Congressman Dennis Kucinich's inspiring conference keynote address
can be viewed in its entirety at http://www.monetary.org
The American Monetary Institute issued the following press release
after the conference:
|PRESS RELEASE -- For Immediate Release, October 6, 2005 by
the American Monetary Institute -- a monetary policy think tank
- Chicago 2005 Monetary Reform Conference - Congressman Dennis
Kucinich, Keynote Speaker
MONEY REFORM PLAN WOULD SAVE TAXPAYERS $ BILLIONS PER YEAR
IN KATRINA CLEANUP
"An alteration in the way money is introduced into our
economy would save at least $10 billion dollars per year in
the cleanup and rebuilding aftermath of Hurricanes Katrina and
Rita. If the cleanup loans last the normal 30 years, the
savings will be over $250 billion," says Stephen
Zarlenga, Director of the American Monetary Institute. The
plan, known as The American Monetary Act was discussed at the
AMI 2005 Monetary Reform Conference, held in Chicago over the
weekend at the Essex Inn.
The proposed three part reform of our currency system would
have the U.S. Government directly spend the money into
circulation rather than the present method of allowing the
banking system to create the money and then the government
borrowing the money. Funding such infrastructure expenses
through bonds generally doubles to triples their final cost.
The reform avoids this expense by removing the fractional
reserve provision of the present system, which in effect
allows the banking system to create the much needed new money
that must be continually introduced into the economy, as
population and economic activity expands; or when emergencies
such as Katrina, or warfare require great expenditures. Under
the reform only the U.S. government, not the private banking
system would be allowed to create money.
"What we're proposing is very similar to the 'Chicago
Plan' which came out of University of Chicago economists in
the 1930's and was widely supported nationwide by the
economics profession back then," said Zarlenga.
Under the plan the government spends the new money into
circulation on necessary infrastructure, including education.

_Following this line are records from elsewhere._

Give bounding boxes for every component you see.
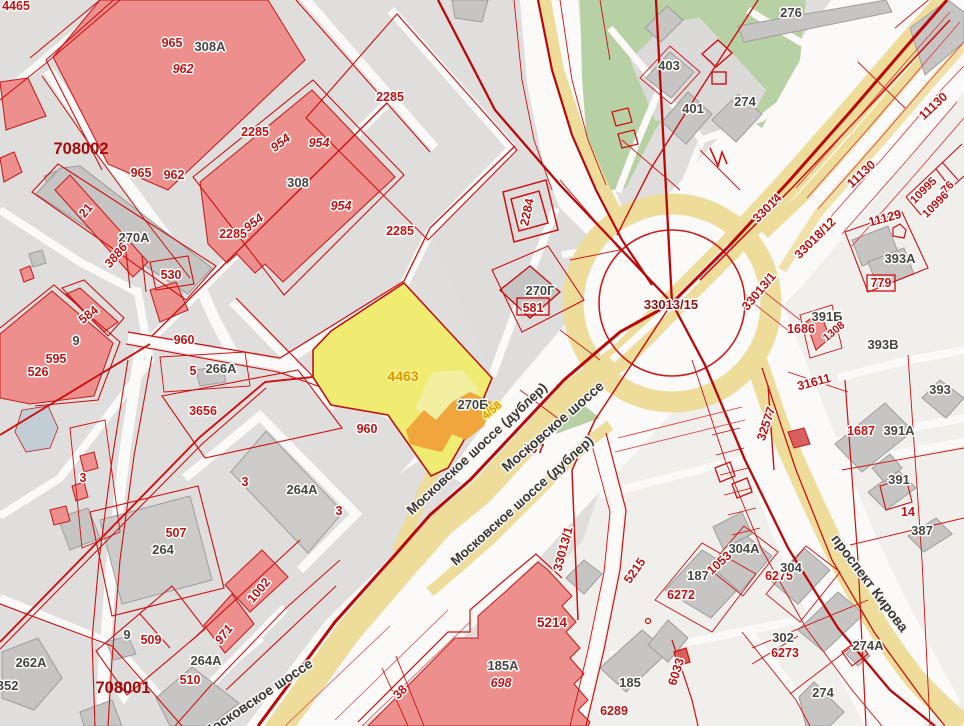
svg-text:507: 507 [166, 526, 187, 540]
svg-text:3656: 3656 [189, 404, 217, 418]
svg-text:274: 274 [812, 685, 834, 700]
svg-text:1686: 1686 [787, 322, 815, 336]
svg-text:6273: 6273 [771, 646, 799, 660]
svg-text:509: 509 [141, 633, 162, 647]
svg-text:708001: 708001 [95, 679, 150, 697]
svg-text:185A: 185A [487, 658, 519, 673]
svg-text:510: 510 [180, 673, 201, 687]
svg-text:387: 387 [911, 523, 933, 538]
svg-text:965: 965 [131, 166, 152, 180]
svg-text:393В: 393В [867, 337, 898, 352]
svg-text:185: 185 [619, 675, 641, 690]
svg-text:2285: 2285 [386, 224, 414, 238]
svg-text:8352: 8352 [0, 678, 18, 693]
svg-text:391A: 391A [883, 423, 915, 438]
svg-text:2285: 2285 [241, 125, 269, 139]
svg-text:304A: 304A [728, 541, 760, 556]
svg-text:33013/15: 33013/15 [644, 297, 698, 312]
svg-text:962: 962 [164, 168, 185, 182]
svg-text:2285: 2285 [219, 227, 247, 241]
svg-text:779: 779 [871, 276, 892, 290]
svg-text:4465: 4465 [2, 0, 30, 13]
svg-text:581: 581 [523, 301, 544, 315]
svg-text:954: 954 [309, 136, 330, 150]
svg-text:262A: 262A [15, 655, 47, 670]
svg-text:5214: 5214 [537, 615, 568, 630]
svg-text:270A: 270A [118, 230, 150, 245]
svg-text:2285: 2285 [376, 90, 404, 104]
svg-text:276: 276 [780, 5, 802, 20]
svg-text:270Г: 270Г [525, 283, 555, 298]
svg-text:302: 302 [772, 630, 794, 645]
svg-text:401: 401 [682, 101, 704, 116]
svg-text:595: 595 [46, 352, 67, 366]
svg-text:1687: 1687 [847, 424, 875, 438]
svg-text:960: 960 [174, 333, 195, 347]
svg-text:965: 965 [162, 36, 183, 50]
svg-text:6272: 6272 [667, 588, 695, 602]
svg-text:264: 264 [152, 542, 174, 557]
svg-text:391: 391 [888, 472, 910, 487]
svg-text:3: 3 [242, 475, 249, 489]
svg-text:960: 960 [357, 422, 378, 436]
svg-text:3: 3 [336, 504, 343, 518]
svg-text:9: 9 [72, 333, 79, 348]
svg-text:3: 3 [80, 471, 87, 485]
svg-text:274: 274 [734, 94, 756, 109]
svg-text:530: 530 [161, 268, 182, 282]
svg-text:708002: 708002 [53, 140, 108, 158]
svg-text:9: 9 [123, 627, 130, 642]
svg-text:304: 304 [780, 560, 802, 575]
svg-text:698: 698 [491, 676, 512, 690]
svg-text:526: 526 [28, 365, 49, 379]
svg-text:308: 308 [287, 175, 309, 190]
svg-text:5: 5 [190, 364, 197, 378]
svg-text:264A: 264A [190, 653, 222, 668]
svg-text:4463: 4463 [387, 368, 418, 384]
svg-text:308A: 308A [194, 39, 226, 54]
svg-text:14: 14 [901, 505, 915, 519]
svg-text:264A: 264A [286, 482, 318, 497]
svg-text:393A: 393A [884, 251, 916, 266]
svg-text:6289: 6289 [600, 704, 628, 718]
svg-text:187: 187 [687, 568, 709, 583]
svg-text:393: 393 [929, 382, 951, 397]
svg-text:266A: 266A [205, 361, 237, 376]
svg-text:954: 954 [331, 199, 352, 213]
svg-text:274A: 274A [852, 638, 884, 653]
svg-text:962: 962 [173, 62, 194, 76]
svg-text:403: 403 [658, 58, 680, 73]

A presentation at the conference by the American Society of
Civil Engineers pointed out the deteriorating condition of
American infrastructure, which currently receives an overall
grade of D, and is predicted to reach D- soon.
MOST OF KATRINA'S DAMAGE ON NEW ORLEANS COULD HAVE BEEN
"This method of introducing new money through
infrastructure creation and repair would actually have stopped
most of the damage and loss of life in New Orleans because the
money would have been available to repair the levees, and they
would have probably held", said Zarlenga. "The
difference is that under the present private control, money
goes largely into speculative bubbles, including wall street
games and real estate", he said. "Under societal
control it would go much more toward promoting the general
welfare. Inflation is avoided because real material wealth has
been created in the process, and catastrophic loss including
loss of life is prevented."
The keynote speaker at the conference was Congressman Dennis
Kucinich, on the topic of Economic Justice. The American
Monetary Institute is a 501.c3 publicly supported charitable
trust organized in 1996 to promote the independent study of
monetary history, theory and reform. This was the institute's
first public conference and annual conferences are planned.
The institutes website is at www.monetary.org. where a
complete video of Congressman Kucinich's speech can be viewed.